Do you understand the concept of your ROI when applied to you as a speaker? Well, you can bet the company booking you does. I recently attended a conference in the USA and interestingly, one of the delegates there, who specialises in marketing speakers, wrote a LinkedIn post I found to be very pertinent. Many speakers want to know how they earn the “big bucks” and Aidan Crawford’s pithy answer is,
You’ll earn $10,000 when you convince someone you’re worth $10,000.
The powerful point that Aidan was making in the article was that a company sees a speaker as a business tool and wants to know the WHY of hiring them. This is not satisfied by vague claims of making a workforce happier or improving how people work together. Try saying “So What?” after each of those ideas. Yippee, a happy workforce, that will please the shareholders.
How about, saying instead- “If you hire me it will improve retention by 25% and reduce sick leave by 30%” – now you are talking a language your prospective client understands. That translates into actual cold hard cash for a business. Now you are showing your ROI- return on investment.
Usually when you meet a busy CEO or HR Director you have a very short time to convince them to hire you. Let’s face it- they will expect you to be able to pitch yourself well as a professional speaker, or why even consider you?
I was able to have a long chat with Aidan and he did indeed ask me what I spoke about. As he describes in the article I launched into my elevator pitch which I had devised with the help of another fellow speaker.
It is so hard, when you know your subject so well and how it affects the people you speak to, to summarise, in no more than 30 seconds, your topic.
I already knew there was something amiss with my elevator pitch. Every time I had delivered it a part of my mind was distracted with the thought of ‘hmm, something doesn’t sound quite right. There’s something missing….’ Although it did contain the main facts of who I am and what a unique experience I had been through, it was still missing a key ingredient.
However, after chatting with Aidan I realised what was wrong. It didn’t explain to a client why hiring me to speak about the lessons I have drawn from my experiences would benefit them or their delegates. As we spoke he made me go over and over my pitch having asked me questions he highlights in his article i.e. What is your ROI to a client?

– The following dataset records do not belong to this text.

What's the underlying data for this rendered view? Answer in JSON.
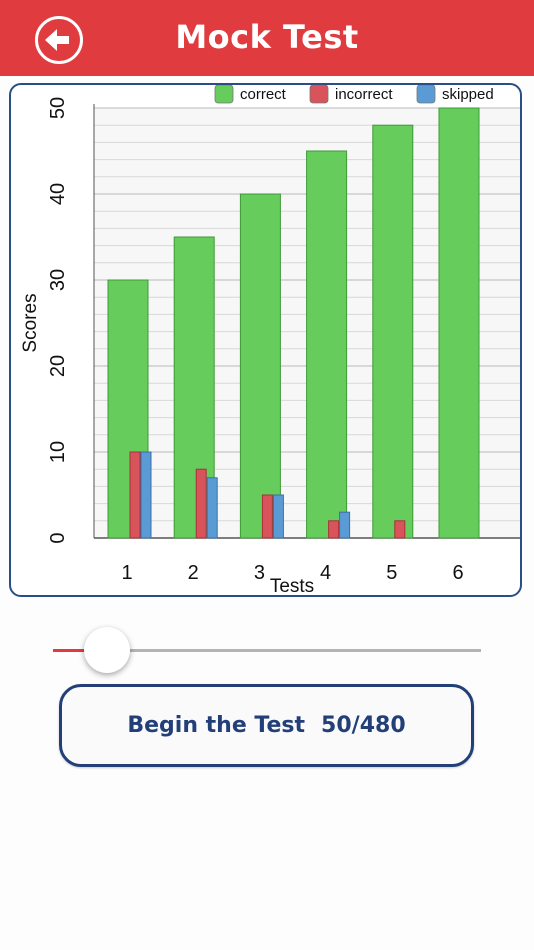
{
  "header": {
    "title": "Mock Test",
    "back_icon": "arrow-left-icon",
    "color": "#e03b3f"
  },
  "chart_data": {
    "type": "bar",
    "categories": [
      "1",
      "2",
      "3",
      "4",
      "5",
      "6"
    ],
    "series": [
      {
        "name": "correct",
        "color": "#66cc5c",
        "values": [
          30,
          35,
          40,
          45,
          48,
          50
        ]
      },
      {
        "name": "incorrect",
        "color": "#d9535a",
        "values": [
          10,
          8,
          5,
          2,
          2,
          0
        ]
      },
      {
        "name": "skipped",
        "color": "#5b9bd5",
        "values": [
          10,
          7,
          5,
          3,
          0,
          0
        ]
      }
    ],
    "xlabel": "Tests",
    "ylabel": "Scores",
    "ylim": [
      0,
      50
    ],
    "yticks": [
      0,
      10,
      20,
      30,
      40,
      50
    ],
    "grid": true,
    "legend": "top-right"
  },
  "slider": {
    "value_fraction": 0.1
  },
  "begin_button": {
    "label": "Begin the Test",
    "count": "50/480"
  }
}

I’ve since re-written it very much based on his advice and noticed that clients are quicker in deciding to book me and the fee I charge becomes secondary.
Don’t ever think your ROI is not about the money
When you approach a client about hiring you as a speaker, or if you are a business hiring a speaker, think carefully about what you want from the exchange. Don’t get lost in nice ideas about delegates “enjoying” the speech. Of course they should enjoy it, but is that really the point? Really good sales people understand that we spend money on perceived benefits, not vague promises. If you dine out at a fine restaurant you expect good food, good service and an experience. You are not eating there just because you are hungry. Yes you need to eat, but you want to enjoy it beyond grabbing a burger at the local fast food place.

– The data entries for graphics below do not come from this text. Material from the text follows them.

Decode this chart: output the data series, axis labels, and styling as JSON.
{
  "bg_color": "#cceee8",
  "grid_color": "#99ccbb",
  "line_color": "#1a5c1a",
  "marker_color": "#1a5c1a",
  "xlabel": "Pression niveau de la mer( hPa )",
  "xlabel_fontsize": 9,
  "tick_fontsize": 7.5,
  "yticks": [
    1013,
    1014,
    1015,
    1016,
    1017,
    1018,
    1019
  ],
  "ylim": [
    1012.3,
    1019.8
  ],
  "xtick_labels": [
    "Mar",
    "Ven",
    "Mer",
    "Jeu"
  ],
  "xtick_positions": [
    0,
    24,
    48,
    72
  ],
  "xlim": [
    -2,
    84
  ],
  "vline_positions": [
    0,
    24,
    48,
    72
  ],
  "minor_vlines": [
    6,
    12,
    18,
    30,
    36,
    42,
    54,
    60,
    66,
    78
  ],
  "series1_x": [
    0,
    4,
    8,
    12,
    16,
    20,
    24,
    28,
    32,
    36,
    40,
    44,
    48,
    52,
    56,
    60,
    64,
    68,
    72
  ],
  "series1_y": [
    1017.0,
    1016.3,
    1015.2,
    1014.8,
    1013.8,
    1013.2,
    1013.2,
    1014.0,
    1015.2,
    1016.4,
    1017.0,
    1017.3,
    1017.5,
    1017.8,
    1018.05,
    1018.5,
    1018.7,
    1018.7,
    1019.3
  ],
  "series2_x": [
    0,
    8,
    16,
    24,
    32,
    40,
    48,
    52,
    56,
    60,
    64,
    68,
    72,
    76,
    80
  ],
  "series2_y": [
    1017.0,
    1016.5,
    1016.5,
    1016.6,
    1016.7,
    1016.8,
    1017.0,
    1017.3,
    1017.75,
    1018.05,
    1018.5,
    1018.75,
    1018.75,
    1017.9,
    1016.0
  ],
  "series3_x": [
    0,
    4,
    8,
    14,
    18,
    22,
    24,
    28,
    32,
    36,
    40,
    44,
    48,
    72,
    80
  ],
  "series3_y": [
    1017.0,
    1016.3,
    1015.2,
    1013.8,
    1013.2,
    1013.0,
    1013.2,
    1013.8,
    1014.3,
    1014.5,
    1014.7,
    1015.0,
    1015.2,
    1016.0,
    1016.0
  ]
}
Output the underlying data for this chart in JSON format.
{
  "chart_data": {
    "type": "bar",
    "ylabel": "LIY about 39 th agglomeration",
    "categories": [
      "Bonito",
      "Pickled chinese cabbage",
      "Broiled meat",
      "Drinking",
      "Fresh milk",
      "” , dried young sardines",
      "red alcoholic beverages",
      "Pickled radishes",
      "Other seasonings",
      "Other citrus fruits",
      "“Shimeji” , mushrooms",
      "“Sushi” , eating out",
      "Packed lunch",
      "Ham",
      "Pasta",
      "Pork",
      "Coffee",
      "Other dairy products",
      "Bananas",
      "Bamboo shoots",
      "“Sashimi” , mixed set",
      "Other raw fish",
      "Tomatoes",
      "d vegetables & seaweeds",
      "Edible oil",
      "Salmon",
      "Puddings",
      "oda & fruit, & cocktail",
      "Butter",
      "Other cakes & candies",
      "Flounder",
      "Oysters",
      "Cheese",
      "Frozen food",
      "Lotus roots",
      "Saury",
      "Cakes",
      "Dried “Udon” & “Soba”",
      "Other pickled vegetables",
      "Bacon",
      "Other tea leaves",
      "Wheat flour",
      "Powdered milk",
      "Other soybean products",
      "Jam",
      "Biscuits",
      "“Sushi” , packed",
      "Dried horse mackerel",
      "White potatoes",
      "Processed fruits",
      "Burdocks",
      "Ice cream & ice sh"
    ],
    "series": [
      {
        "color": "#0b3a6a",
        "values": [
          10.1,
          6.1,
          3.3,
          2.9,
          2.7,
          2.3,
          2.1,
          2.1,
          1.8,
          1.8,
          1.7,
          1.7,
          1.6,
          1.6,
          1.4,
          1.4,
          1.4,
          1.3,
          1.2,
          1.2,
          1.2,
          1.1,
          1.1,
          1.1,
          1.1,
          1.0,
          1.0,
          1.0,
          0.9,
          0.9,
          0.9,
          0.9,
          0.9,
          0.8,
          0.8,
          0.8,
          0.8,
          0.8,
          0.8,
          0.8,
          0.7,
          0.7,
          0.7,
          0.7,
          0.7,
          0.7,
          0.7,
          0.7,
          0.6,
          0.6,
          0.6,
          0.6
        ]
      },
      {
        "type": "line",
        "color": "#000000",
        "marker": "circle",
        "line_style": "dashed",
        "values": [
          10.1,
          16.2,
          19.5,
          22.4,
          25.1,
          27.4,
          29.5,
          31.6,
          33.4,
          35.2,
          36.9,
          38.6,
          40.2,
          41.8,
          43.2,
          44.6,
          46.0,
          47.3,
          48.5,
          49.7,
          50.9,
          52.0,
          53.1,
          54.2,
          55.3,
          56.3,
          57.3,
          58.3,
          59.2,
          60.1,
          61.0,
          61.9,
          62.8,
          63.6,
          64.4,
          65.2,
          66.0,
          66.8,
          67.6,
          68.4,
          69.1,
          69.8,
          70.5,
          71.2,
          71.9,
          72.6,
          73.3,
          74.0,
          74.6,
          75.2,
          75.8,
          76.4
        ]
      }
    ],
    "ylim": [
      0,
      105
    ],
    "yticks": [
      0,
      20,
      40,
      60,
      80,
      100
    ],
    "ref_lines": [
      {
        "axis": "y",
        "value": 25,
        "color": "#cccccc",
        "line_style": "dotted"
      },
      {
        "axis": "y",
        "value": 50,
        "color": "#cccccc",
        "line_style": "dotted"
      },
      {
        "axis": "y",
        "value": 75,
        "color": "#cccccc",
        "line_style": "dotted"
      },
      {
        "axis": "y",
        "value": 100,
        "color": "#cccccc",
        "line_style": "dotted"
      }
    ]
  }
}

If you want to command a high speakers’ fee then your clients’ needs and wants must be satisfied – you have to give them exceptional value as a return on their investment. To achieve that you need to understand what their measure of value is; what they want to achieve from hiring you. A real return on investment is quantifiable, and can be translated into profit, or at the very least, savings or reductions in cost. Your ROI needs to be clear, understandable and match the clients’ needs. Once you get that established, then your value increases.
Similarly a business needs to be clear about their expectations of a speakers’ impact on their delegates. It may be that your workforce is demotivated and an inspirational speaker will re-motivate them. Measuring the impact of that can be difficult, so establish some kind of benchmark to track the impact. A good speaker will be able to give a company ideas on this and will know their ROI and state it clearly. Understanding and being able to explain your ROI is mutually beneficial for speaker and client.
Now go polish up that elevator pitch!